Extra University Funding to Prevent Brain Drain


The extra funding will be primarily intended for junior lecturers and for rejuvenating university staff, Minister of Higher Education, Science, Culture and Sport Žiga Turk said in his response, specifying that the funds would benefit about 300 young people who would otherwise remain with no prospect at home.

The extra money for higher education in 2013 and for science in 2014 will also be earmarked for internationalisation and courses of national importance and to avoid introducing tuition fees at universities.

The chancellors of universities in Ljubljana, Maribor and Primorsko also requested an explanation of an instruction ordering a reduction in the number of admissions for humanistic and arts courses.

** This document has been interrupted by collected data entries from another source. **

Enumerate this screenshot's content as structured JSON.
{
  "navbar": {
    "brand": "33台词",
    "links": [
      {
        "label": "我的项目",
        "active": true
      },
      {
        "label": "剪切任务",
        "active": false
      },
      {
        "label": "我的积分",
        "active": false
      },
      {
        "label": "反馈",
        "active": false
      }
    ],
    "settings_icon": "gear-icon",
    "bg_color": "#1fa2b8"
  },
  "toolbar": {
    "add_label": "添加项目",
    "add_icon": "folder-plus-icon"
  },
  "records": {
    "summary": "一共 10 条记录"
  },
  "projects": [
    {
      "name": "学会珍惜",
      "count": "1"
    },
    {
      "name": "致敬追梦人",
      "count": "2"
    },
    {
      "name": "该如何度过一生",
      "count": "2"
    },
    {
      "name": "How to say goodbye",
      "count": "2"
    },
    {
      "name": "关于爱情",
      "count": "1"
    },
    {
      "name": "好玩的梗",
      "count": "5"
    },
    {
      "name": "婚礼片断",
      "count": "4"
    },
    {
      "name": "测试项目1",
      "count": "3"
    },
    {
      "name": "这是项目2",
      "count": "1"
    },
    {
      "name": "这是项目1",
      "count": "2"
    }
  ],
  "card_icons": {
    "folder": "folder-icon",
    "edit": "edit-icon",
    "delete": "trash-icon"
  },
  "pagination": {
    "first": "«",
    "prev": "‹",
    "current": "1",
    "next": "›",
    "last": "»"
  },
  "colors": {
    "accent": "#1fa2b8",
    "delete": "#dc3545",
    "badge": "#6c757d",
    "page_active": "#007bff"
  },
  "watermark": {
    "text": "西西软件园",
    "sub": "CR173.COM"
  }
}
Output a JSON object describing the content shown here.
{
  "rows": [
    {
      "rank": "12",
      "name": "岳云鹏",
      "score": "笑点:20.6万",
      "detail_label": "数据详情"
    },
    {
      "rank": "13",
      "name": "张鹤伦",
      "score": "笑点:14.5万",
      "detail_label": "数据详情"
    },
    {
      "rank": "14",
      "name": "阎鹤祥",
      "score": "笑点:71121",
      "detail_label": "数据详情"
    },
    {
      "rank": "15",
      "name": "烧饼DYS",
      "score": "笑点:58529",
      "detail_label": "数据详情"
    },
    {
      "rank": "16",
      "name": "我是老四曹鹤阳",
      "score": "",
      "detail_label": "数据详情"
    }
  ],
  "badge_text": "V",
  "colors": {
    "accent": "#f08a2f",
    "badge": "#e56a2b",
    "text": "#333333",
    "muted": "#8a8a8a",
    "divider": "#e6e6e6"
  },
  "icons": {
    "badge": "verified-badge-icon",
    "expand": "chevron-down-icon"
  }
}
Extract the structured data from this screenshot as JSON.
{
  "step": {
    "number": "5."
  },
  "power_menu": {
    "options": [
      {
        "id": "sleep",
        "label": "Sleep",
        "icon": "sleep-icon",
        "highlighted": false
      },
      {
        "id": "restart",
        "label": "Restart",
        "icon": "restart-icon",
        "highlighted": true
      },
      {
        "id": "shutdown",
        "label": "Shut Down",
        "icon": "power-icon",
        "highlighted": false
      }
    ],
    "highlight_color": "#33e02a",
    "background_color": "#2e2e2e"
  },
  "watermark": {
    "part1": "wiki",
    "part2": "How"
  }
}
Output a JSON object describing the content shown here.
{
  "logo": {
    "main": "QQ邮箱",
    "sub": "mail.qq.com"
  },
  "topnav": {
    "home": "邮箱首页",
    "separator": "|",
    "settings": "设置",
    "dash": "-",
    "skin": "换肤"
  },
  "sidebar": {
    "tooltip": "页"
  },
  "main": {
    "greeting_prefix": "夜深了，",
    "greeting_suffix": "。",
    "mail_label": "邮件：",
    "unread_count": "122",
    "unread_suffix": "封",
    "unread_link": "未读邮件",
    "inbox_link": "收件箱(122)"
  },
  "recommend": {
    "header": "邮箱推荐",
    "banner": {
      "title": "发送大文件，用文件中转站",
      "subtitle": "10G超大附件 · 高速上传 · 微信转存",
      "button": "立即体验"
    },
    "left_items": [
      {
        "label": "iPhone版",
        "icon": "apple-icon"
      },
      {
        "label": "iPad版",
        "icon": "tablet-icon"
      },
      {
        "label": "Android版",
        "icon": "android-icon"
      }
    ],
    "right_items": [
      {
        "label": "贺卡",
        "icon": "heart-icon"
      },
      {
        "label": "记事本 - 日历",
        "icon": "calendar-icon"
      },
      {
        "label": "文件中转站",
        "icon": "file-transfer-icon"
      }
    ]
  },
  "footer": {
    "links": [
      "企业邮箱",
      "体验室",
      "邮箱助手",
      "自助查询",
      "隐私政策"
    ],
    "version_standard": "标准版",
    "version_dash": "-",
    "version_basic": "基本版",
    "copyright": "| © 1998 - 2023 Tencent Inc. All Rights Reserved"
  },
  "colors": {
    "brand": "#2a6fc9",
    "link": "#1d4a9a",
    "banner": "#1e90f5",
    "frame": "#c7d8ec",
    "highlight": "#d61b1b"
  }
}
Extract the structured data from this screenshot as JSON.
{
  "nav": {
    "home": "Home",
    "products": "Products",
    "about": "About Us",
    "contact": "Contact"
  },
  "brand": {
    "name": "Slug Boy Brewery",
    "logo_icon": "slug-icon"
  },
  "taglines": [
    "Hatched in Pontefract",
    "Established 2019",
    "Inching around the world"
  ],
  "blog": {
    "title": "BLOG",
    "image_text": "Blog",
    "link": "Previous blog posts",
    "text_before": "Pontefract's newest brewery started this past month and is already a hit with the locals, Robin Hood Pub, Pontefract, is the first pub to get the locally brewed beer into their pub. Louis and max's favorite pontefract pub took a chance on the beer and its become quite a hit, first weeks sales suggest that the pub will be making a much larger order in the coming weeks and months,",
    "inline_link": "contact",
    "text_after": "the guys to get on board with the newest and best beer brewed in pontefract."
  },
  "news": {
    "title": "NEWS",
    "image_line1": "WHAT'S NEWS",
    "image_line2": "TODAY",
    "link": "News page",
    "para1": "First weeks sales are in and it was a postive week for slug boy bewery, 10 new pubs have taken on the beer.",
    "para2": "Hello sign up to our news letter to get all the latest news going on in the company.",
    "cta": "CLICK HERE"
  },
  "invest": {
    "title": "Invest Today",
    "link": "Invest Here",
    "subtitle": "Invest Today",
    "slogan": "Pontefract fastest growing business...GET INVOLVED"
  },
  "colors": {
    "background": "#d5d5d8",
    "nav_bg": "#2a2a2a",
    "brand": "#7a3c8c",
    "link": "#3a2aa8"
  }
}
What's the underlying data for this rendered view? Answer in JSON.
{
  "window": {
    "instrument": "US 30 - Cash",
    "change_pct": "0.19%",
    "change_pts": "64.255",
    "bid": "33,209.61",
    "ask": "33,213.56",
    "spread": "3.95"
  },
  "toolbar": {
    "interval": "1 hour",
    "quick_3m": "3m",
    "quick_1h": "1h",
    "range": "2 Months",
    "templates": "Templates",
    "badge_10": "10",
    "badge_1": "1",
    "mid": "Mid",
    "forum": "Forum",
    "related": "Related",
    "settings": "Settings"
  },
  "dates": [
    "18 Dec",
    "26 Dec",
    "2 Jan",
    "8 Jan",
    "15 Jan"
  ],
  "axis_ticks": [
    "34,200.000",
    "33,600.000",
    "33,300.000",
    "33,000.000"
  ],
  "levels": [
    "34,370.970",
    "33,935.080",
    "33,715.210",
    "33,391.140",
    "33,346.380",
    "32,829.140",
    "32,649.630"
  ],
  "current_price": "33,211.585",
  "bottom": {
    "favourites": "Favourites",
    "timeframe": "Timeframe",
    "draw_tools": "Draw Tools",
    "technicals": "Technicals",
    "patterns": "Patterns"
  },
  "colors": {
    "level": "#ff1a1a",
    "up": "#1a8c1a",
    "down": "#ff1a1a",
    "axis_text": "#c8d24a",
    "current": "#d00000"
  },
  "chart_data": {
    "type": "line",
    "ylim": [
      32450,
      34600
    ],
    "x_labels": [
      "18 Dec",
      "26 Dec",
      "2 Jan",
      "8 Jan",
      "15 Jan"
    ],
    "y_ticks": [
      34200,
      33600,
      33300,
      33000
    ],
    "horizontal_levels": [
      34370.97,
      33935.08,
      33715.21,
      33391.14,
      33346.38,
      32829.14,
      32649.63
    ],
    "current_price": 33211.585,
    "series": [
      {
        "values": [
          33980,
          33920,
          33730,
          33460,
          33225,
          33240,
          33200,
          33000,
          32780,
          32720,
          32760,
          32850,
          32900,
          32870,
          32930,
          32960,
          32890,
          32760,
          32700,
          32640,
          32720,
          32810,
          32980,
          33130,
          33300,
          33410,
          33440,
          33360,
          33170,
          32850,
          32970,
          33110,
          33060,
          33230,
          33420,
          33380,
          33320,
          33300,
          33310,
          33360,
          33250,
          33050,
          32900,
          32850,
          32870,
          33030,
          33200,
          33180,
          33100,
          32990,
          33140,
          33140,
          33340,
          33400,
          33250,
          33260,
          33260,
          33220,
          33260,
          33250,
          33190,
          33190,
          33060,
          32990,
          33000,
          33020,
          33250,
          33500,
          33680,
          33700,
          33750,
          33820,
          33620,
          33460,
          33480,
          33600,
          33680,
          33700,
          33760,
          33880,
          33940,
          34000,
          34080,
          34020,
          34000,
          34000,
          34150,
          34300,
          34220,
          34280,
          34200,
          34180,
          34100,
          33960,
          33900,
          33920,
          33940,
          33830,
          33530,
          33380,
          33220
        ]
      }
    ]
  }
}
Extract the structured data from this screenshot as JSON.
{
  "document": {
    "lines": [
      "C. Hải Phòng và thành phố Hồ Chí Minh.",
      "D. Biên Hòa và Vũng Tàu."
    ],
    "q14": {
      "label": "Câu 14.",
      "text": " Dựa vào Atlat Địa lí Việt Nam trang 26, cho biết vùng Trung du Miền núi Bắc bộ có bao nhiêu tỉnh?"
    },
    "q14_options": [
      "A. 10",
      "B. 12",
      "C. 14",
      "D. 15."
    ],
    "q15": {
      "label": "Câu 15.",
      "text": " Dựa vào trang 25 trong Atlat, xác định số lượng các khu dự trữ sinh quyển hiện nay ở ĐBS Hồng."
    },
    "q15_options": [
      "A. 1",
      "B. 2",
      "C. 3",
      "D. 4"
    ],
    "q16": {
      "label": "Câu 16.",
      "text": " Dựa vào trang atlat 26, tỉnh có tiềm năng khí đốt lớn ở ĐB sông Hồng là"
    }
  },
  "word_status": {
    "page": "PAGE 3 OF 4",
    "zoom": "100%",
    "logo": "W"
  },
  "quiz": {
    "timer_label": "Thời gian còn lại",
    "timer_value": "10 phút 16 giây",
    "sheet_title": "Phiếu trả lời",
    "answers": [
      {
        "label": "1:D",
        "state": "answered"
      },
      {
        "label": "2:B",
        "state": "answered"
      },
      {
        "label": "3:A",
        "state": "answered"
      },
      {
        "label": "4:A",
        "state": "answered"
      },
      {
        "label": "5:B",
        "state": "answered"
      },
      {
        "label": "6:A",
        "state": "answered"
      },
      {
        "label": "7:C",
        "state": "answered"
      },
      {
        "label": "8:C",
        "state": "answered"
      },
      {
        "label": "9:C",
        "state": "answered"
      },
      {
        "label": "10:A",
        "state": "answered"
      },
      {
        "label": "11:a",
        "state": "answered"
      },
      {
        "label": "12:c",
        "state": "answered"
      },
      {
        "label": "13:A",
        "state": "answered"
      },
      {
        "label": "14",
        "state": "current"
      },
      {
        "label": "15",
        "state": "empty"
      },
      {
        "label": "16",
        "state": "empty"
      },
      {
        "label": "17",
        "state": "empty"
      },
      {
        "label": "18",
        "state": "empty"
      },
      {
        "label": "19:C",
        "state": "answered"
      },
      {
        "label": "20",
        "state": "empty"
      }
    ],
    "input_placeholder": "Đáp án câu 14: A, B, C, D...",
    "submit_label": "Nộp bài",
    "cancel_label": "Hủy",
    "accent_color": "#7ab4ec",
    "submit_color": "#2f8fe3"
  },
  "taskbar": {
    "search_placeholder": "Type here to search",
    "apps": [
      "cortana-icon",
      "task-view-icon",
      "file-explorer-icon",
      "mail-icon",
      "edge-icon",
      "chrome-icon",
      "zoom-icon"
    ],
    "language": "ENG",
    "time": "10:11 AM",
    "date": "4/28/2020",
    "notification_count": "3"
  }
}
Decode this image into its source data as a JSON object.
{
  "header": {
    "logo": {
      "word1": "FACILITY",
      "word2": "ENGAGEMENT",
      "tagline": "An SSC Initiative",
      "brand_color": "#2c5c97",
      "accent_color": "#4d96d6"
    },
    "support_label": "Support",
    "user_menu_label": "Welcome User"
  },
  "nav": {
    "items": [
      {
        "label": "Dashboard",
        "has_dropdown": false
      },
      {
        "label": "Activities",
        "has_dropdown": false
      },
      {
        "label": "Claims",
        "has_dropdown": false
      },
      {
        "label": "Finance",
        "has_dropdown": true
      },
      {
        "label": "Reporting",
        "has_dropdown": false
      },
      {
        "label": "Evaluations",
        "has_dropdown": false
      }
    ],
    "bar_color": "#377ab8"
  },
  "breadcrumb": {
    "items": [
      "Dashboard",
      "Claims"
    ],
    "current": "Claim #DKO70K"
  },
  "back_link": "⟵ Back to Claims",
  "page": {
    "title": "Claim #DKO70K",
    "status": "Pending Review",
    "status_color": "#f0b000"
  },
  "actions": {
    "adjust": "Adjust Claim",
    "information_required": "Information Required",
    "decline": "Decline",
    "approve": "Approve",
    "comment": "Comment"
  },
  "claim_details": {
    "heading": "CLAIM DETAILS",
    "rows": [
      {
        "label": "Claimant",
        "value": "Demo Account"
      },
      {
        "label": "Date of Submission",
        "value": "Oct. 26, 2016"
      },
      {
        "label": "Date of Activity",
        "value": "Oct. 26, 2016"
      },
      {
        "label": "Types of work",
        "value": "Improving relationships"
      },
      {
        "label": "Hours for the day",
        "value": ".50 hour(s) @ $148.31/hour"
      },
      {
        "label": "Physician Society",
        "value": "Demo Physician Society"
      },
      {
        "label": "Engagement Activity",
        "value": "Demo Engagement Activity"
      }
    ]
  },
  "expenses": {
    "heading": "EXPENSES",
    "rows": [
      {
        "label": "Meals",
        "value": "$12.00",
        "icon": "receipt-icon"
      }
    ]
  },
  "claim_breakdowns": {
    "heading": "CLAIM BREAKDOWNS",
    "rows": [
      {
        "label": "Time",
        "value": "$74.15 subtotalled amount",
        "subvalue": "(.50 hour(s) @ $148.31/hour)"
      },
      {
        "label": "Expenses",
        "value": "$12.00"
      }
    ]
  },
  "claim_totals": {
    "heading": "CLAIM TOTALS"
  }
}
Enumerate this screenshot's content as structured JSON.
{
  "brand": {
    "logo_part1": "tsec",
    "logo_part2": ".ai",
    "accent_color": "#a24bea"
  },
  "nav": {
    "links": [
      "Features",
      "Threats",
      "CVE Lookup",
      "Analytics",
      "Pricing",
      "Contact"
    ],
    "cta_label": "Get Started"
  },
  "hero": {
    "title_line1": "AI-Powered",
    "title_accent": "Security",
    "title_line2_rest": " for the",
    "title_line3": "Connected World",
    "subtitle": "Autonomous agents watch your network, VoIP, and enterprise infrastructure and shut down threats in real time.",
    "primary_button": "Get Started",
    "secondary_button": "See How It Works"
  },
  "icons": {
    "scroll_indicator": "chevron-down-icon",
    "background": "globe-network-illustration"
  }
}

The ministry explained that both the success of study as well as the situation on the labour market and prospects for jobs should be taken into account in deciding about the number of admissions.

The ministry cited analyses showing only 80% of the available higher education spots were filled as well as a high drop-out rate between first and second years.

In the past seven years, the number of admissions in educational sciences for example was nearly halved, and decreased in the field of technology and services, while the number rose in other courses, which the ministry said did not reflect demand on the labour market.

The total number of available first year admissions at higher education institutions is bigger than the number of students who finish the final year of secondary education. The number of available first year spots is nowhere below the number of students enrolled in second year, which means admissions for those who actually study are not being limited, according to the ministry.

The ministry expects the universities to respect its proposals so that it will be able to submit to the government a proposal that would take into account a realistic picture about the number of students and graduates and their employability, which the ministry believes is primarily in the interest of young people deciding about further study.